World Photography Day 2022: ‘A picture tells a thousand stories and that is what is the pursuit of every photographer while setting the frame to tell the story behind that frame. The pursuit is to aim for getting that perfect frame that doesn’t remain just a photograph but becomes a complete story, depicts not just the person but also the agonies and the pain.
The photograph is also about the life behind the smile or the tears. Such pictures have changed the world and will keep changing the world-and always for the better. On ‘world photography day ‘ let’s pay tribute to all those iconic and daring photographers who have tried to change the world through their lenses and frames and made a mark in the history of the world.
Homai Vyarawalla, commonly known by her pseudonym Dalda 13, was India’s first woman photojournalist. Born on 9 December 1913, Homai began her career in 1938 working for the Bombay Chronicle, capturing images of daily life in the city.
Vyarawalla also worked for the British Information Services from the 1940s until 1970 when she retired. In 2011, she was awarded Padma Vibhushan, the second highest civilian award of the Republic of India.
She was also amongst the first women in India to join a mainstream publication when she joined The Illustrated Weekly of India. A pioneer in her field, Vyarawalla died at the age of 98. Google doodle honored India’s “First Lady of the lens” in 2017 with a tapestry of Indian life and history drawn by guest doodler Sameer Kulavoor.
Kulwant Roy was born in 1914 in Bagli Kalan, Ludhiana, and educated in Lahore. Without any formal training in photography, Roy then joined Gopal Chitter Kuteer’s studio in Lahore. He joined the Royal Indian Air Force in Kohat near Quetta in 1941. However, he found it difficult to tolerate the discriminatory policies of the British government, which resulted in his ouster from the air force.
By then his experience of taking several aerial photographs from the cockpit of the planes that he used to fly had laid a firm foundation for the shape of things to come. Roy became passionate about photography. As a freelancer in Lahore, he documented several significant political events in Pakistan. Re-locating to Delhi in 1943, Roy started his own agency, the Associated Press Agency in Delhi. It was during these years that Roy captured untiring images of well-known historical events some of which were exhibited many times.
Kulwant Roy also worked in pre and post-Independent India chronicling the Independence movement from close quarters. In the 1930s, he began to document the activities of the Congress, and his pictures thus feature several leaders of the time.
Raghunath Rai Chowdhry
Raghunath Rai Chowdhry, known as Raghu Rai, is the photographer who has tried to shape India through his pictures. his iconic picture of the Bhopal gas tragedy brought to light the plight of human suffering and the after effect. He is an Indian photojournalist who was born in 1942. Rai was a protégé of Henri Cartier-Bresson, who hired him to Magnum Photos in 1977 as a young photojournalist. He left the newspaper in 1976 to work as a freelance photographer.
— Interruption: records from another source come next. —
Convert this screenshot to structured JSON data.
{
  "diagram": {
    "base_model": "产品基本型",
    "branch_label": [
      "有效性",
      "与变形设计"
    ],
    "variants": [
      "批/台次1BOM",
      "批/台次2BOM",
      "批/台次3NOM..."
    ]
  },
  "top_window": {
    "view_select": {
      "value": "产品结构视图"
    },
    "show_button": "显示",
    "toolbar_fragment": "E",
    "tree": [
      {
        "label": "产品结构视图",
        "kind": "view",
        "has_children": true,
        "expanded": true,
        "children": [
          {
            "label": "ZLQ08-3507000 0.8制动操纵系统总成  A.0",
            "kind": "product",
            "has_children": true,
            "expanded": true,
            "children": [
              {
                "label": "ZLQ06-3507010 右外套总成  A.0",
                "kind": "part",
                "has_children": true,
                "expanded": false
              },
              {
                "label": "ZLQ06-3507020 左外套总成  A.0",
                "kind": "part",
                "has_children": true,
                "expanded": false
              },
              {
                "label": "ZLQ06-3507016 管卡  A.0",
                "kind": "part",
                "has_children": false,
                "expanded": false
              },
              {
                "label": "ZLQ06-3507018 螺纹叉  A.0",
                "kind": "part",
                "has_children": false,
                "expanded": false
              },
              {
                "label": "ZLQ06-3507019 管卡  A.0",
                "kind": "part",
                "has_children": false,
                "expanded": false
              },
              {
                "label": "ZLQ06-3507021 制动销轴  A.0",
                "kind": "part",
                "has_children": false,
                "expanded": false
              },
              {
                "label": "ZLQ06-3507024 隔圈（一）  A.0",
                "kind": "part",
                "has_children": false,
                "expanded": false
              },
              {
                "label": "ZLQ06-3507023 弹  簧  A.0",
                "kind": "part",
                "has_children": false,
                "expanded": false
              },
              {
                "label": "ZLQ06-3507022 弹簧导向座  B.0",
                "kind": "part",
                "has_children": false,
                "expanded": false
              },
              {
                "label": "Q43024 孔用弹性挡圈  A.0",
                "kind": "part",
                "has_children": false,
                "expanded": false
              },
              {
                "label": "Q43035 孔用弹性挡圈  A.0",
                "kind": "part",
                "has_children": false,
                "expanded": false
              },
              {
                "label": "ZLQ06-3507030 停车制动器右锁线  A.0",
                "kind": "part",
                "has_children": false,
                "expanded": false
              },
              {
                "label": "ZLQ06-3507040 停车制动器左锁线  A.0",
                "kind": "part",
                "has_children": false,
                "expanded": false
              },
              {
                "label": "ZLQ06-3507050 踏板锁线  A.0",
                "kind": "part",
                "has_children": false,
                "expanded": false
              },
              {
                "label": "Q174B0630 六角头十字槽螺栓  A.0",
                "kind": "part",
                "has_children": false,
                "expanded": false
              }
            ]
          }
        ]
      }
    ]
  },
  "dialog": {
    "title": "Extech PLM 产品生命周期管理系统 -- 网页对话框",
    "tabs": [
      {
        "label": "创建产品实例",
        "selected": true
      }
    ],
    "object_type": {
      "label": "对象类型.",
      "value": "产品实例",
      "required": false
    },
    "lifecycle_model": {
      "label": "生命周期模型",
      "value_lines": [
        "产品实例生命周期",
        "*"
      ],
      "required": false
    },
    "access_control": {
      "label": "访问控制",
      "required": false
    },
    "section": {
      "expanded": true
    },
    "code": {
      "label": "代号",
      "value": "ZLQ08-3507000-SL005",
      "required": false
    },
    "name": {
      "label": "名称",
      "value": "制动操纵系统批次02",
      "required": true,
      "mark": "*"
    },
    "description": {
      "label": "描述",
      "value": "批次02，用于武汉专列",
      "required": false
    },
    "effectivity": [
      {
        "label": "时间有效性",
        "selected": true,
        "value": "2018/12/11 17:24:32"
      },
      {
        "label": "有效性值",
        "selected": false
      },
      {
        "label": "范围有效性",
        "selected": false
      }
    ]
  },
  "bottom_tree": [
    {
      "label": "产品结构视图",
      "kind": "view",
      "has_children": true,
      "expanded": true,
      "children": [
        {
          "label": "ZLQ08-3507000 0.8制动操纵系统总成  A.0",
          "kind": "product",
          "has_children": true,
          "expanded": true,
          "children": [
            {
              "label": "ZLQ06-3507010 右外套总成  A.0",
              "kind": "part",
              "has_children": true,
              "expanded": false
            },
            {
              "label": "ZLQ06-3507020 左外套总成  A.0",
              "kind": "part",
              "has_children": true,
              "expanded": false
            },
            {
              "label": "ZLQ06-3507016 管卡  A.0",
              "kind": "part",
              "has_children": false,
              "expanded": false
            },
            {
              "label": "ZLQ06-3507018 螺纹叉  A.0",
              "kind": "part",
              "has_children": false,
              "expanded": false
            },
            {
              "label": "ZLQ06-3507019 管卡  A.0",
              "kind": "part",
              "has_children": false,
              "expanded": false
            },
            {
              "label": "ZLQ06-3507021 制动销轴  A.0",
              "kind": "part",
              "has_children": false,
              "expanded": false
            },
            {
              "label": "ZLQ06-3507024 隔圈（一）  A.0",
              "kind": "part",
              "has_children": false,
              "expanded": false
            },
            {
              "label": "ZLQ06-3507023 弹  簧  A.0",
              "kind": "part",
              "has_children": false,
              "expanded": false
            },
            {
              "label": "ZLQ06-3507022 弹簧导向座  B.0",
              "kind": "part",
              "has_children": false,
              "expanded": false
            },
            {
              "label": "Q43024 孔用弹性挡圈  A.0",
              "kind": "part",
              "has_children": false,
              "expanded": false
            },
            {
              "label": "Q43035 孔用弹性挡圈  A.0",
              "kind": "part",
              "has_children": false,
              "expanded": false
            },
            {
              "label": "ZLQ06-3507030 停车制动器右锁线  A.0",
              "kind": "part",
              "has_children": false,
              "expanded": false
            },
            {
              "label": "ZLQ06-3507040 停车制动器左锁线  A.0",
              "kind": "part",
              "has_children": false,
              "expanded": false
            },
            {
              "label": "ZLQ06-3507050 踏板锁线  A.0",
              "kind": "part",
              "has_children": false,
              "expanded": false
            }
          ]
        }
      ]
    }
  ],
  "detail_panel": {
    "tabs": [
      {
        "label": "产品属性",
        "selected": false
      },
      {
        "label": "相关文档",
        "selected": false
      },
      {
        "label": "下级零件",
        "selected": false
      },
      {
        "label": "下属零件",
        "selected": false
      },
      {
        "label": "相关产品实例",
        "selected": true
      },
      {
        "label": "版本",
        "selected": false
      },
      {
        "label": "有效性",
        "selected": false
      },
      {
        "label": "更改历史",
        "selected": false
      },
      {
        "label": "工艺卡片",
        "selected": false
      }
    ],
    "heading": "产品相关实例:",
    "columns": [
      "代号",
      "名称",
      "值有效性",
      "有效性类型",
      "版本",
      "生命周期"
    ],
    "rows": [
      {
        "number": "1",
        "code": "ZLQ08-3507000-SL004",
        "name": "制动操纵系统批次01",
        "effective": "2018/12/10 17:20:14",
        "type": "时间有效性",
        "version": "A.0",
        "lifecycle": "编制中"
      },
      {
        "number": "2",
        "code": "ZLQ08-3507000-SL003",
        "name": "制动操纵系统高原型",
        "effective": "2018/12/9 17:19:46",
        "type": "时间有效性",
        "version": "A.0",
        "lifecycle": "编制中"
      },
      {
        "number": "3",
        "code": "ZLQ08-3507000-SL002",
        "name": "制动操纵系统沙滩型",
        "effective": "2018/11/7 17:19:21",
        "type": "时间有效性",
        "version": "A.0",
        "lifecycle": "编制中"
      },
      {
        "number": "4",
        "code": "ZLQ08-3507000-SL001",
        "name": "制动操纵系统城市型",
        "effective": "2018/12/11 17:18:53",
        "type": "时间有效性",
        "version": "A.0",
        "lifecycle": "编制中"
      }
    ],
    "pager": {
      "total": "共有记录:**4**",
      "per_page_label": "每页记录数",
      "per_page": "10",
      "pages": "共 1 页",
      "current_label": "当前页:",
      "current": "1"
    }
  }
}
The Indian government honored him with the Padmashree award for his photography work.
Adnan Abidi is a Delhi-based photographer. He has been part of three Pulitzer Prize-winning packages for photography as part of Reuters‘ photography team.
He started his career as a darkroom assistant in 1997. Then he worked at Pan-Asia News Agency, Indo Photo News, and Press Trust of India, and eventually settled with working for Reuters as a stringer and was later given a staff position.
He has captured several challenging situations over the course of his career, including the 1999 Kandahar hijack of Indian Airlines flight IC814, the 2004 Indian Ocean earthquake, and tsunami, the 2005 Kashmir earthquake, the 2011–2012 Maldives political crisis, and the 2013 Cyclone Phailin in Orissa, 2015 Nepal earthquake and the 2016 Dhaka attack.
The last thing Danish Siddiqui, did was to click the best picture of his life before breathing his last after having come in the line of fire during Afghanistan’s take over by the Taliban in the year 2021.
His picture of Rohingya, Muslim migrants and the migrants during the sudden lockdown during Covid 19 will forever remain as the true documentation of the atrocities on human lives.
Born in 1983, Siddiqui joined Reuters in 2010 as an intern in Delhi, where he grew up. He soon moved to Mumbai, India’s financial capital, where he spent almost a decade, covering stories in India and around the world. He had also covered conflicts. He was trained in how to report in dangerous environments, and his assignments included two embeds with soldiers in Afghanistan and Iraq.
Siddiqui was honoured with a sheaf of awards, including the team Pulitzer for covering the Rohingya refugee crisis. In 2019, he returned to Delhi from Mumbai as chief photographer for India, running a group of around a dozen photojournalists. Siddiqui was popular in the newsroom, a mentor to many less experienced photographers.
He received his first 2018 Pulitzer Prize for Feature Photography, as part of the Reuters team, for documenting the Rohingya refugee crisis. In 2021, he was killed while covering a clash between Afghan security forces and Taliban forces near a border crossing with Pakistan. His second Pulitzer was awarded posthumously in 2022 for documenting the COVID-19 pandemic.